К банкомату на Ленина Дмитриев всегда шёл ближним путём, дворами. Мимо тридцатой школы. Весной, перед Первомаем или праздником Победы, здесь всегда можно было увидеть тренировочные парадики старшеклассников в пилотках. И девчонок, и мальчишек. Вперемешку. Целый класс маршировал палочными ногами. И всегда – под команды то одного, то другого командира из своей же среды. Какая-нибудь девчонка, пробуя власть на вкус, тонко кричала. «Раз-два! Левой! Левой! Раз-два! Левой! Левой!.. Класс… напра… во!» И все уже шагают к железной оградке цветника. Казалось, сейчас снесут её! Но новая команда девчонки – и класс уже режет вдоль оградки. «Класс, запевай!» И все, как поют только шагая в строю, безобразно, фальшиво пели, ударяя ботинками: «Не плачь, девчонка! левой-левой! пройдут дожди! левой-левой! солдат вернётся! левой-левой! ты только жди!»

Дмитриев забывал про желчь, сразу подтягивался. Слегка подкинув себя, брал ногу, шагал вместе с девчонкой и её орущим строем. Он хорошо помнил армию.
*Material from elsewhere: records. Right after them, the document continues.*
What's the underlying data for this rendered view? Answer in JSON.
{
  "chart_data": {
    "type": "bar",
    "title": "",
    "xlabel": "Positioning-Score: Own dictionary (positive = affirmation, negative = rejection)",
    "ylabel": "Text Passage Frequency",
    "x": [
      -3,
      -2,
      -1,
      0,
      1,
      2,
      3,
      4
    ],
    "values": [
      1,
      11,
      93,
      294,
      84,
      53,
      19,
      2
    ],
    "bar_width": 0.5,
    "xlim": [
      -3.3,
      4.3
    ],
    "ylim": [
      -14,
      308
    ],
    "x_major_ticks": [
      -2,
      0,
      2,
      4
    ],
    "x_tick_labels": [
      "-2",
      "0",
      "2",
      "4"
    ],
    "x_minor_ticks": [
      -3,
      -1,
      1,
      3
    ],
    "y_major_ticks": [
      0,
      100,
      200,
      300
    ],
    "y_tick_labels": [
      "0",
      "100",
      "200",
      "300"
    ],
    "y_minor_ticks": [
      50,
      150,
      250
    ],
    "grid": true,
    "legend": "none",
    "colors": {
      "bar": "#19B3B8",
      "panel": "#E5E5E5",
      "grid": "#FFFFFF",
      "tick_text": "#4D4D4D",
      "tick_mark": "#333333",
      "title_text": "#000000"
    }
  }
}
Сейчас возле школы было пусто. Школьный стадион слева был в снегу. Двухэтажное здание с широкими окнами стояло немым, беззвучным – за сизыми зимними стеклами понуро сидели поголовья учащихся и самодовольно разгуливали учителя с книжками и указками.
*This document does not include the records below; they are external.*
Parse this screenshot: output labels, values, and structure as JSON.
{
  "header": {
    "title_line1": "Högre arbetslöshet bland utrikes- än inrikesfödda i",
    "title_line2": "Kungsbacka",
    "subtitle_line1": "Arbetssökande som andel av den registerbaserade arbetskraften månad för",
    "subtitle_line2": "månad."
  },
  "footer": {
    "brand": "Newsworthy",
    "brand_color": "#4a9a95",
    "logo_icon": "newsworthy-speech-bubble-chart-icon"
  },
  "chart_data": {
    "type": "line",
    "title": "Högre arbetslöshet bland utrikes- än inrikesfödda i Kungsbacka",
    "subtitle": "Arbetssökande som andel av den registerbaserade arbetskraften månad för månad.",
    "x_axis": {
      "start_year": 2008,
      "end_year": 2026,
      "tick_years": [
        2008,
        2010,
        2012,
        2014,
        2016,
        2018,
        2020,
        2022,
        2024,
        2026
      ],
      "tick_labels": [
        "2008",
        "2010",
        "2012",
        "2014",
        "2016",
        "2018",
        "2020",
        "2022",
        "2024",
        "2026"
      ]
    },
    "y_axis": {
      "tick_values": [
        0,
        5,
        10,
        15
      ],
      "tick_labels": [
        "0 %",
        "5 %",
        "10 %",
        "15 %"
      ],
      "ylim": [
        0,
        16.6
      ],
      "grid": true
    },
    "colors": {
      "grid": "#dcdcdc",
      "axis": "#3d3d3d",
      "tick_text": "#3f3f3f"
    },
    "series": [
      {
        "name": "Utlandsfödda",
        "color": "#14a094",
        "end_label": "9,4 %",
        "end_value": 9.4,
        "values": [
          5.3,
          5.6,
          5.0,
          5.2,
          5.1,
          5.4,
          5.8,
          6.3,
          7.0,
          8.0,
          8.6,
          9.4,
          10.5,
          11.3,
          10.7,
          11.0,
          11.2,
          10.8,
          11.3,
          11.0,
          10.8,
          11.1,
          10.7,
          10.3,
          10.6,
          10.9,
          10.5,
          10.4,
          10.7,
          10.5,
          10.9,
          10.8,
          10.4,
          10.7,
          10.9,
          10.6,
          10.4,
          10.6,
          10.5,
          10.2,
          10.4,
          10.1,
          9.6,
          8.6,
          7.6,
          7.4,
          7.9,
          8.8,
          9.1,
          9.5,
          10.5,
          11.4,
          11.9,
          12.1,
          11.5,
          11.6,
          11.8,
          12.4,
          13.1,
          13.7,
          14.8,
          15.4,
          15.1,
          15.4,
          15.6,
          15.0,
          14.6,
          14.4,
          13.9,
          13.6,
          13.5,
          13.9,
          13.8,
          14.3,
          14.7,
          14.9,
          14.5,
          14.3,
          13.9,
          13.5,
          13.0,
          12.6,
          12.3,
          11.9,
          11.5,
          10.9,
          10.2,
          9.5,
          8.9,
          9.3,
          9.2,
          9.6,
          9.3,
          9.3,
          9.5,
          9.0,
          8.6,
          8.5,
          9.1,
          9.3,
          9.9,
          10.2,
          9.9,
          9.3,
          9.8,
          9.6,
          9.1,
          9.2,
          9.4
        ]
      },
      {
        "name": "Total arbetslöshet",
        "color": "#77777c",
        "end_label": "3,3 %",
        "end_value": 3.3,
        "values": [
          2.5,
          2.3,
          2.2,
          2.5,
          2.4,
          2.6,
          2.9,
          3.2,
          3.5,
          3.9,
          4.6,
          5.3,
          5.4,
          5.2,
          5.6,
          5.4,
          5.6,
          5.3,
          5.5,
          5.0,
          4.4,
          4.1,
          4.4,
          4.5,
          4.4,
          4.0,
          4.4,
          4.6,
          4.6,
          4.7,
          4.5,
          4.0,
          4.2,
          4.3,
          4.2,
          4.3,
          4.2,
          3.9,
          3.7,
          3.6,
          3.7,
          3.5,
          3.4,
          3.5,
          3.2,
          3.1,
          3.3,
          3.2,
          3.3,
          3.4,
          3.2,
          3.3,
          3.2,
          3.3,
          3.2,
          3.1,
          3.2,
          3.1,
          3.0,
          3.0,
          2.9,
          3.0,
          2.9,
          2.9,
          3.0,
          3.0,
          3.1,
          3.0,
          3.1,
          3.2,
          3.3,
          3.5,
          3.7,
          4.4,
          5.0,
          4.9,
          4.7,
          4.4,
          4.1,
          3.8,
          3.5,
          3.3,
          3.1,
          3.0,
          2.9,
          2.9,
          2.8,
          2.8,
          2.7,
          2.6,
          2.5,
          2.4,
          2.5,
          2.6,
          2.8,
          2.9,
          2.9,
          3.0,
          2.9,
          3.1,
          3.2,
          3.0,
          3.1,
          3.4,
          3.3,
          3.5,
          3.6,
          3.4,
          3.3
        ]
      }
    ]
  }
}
Вдруг увидел Городскову. Прямо под одним из окон школы. Женщина в песцовой шапке и в расстёгнутом пальто кормила какую-то кошку.
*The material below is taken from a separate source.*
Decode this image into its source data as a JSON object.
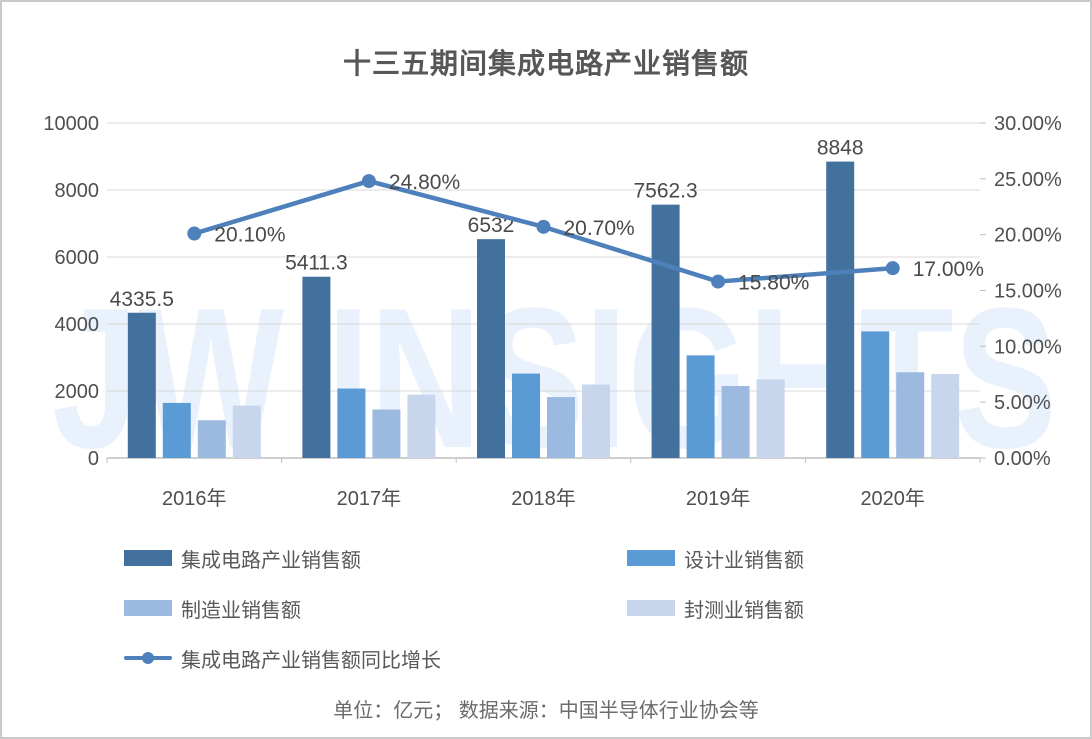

Дмитриев чуть не на цыпочках прошёл мимо. Словно напоровшись на непозволительное, интимное. Однако верный своему «ххы», обернулся: уже кормит бездомных кошек. Как старуха. Х-хы. Наверняка крошит хлеб голубям. Возле мусорных баков. Х-хы!

Забыть такое желчный старик не мог. Почему-то задело увиденное. И даже словно обидело. Как будто потерял доверие к человеку, ошибся в нём. Поэтому как только Городскова заявилась опять с продуктами (тоже кормить! его! как кота!), задал вопрос. Едва та сняла пальто:

– Вы любите домашних животных? (При этом смотрел в сторону. Мол, мы сейчас послушаем.) В частности кошек, котов?

– Да в общем-то не очень, – удивилась Городскова, вешая шапку.

– А я вас видел вчера. Возле тридцатой школы. Вы кормили кошку. Судя по всему, бездомную.

Следователь уже припирал к стенке.

– Ах вот оно что! – рассмеялась Екатерина Ивановна. – Что же в этом плохого?

– Да как что! Как что! Там же дети! А вы привечаете бездомных кошек! Возле школьного учреждения!

Прямо инспектор гороно. Представитель санэпидемстанции с насосом и в маске.

Городскова растерянно улыбалась: неужели всерьёз сказал? Заговорила, наконец, сама. Всё больше и больше ожесточаясь:

– Вас удивила я. С кошкой возле школы. А вас не удивляет, что дети этой школы не отличаются особой любовью к животным? Могут запустить в этого кота палкой, камнем, девчонки могут подойти, сфотографировать мобильником «миленькую кошечку», присесть даже рядом, опять же как для селфи. А покормить, – ни один. Это вы считаете нормальным?

Хотела снова одеться и уйти, но Дмитриев сразу стал многословно извиняться, удерживал, не давал пальто.

Осталась.

Дулась и на кухне, выкладывая продукты.

Однако за чаем, уже примирительно просвещала старика. как бывалая кошатница, а заодно и собачница:

– Бездомные собаки всегда передвигаются, Сергей Петрович. По городу. Ищут еду по помойкам, по свалкам. Они как-то не так заметны. Бездомная кошка обитает в одном месте, чаще под домом, редко уходит в другие дворы. В мороз ли, в жару она сидит на виду. Возле тропы, где идут люди. Она вроде безразлична к ним, но ждёт. Или, как мой Феликс-трус, выглядывает из окошка. Чтобы, увидев свою кормилицу, побежать к ней и сопровождать до чашки, куда ему будет вывалена еда.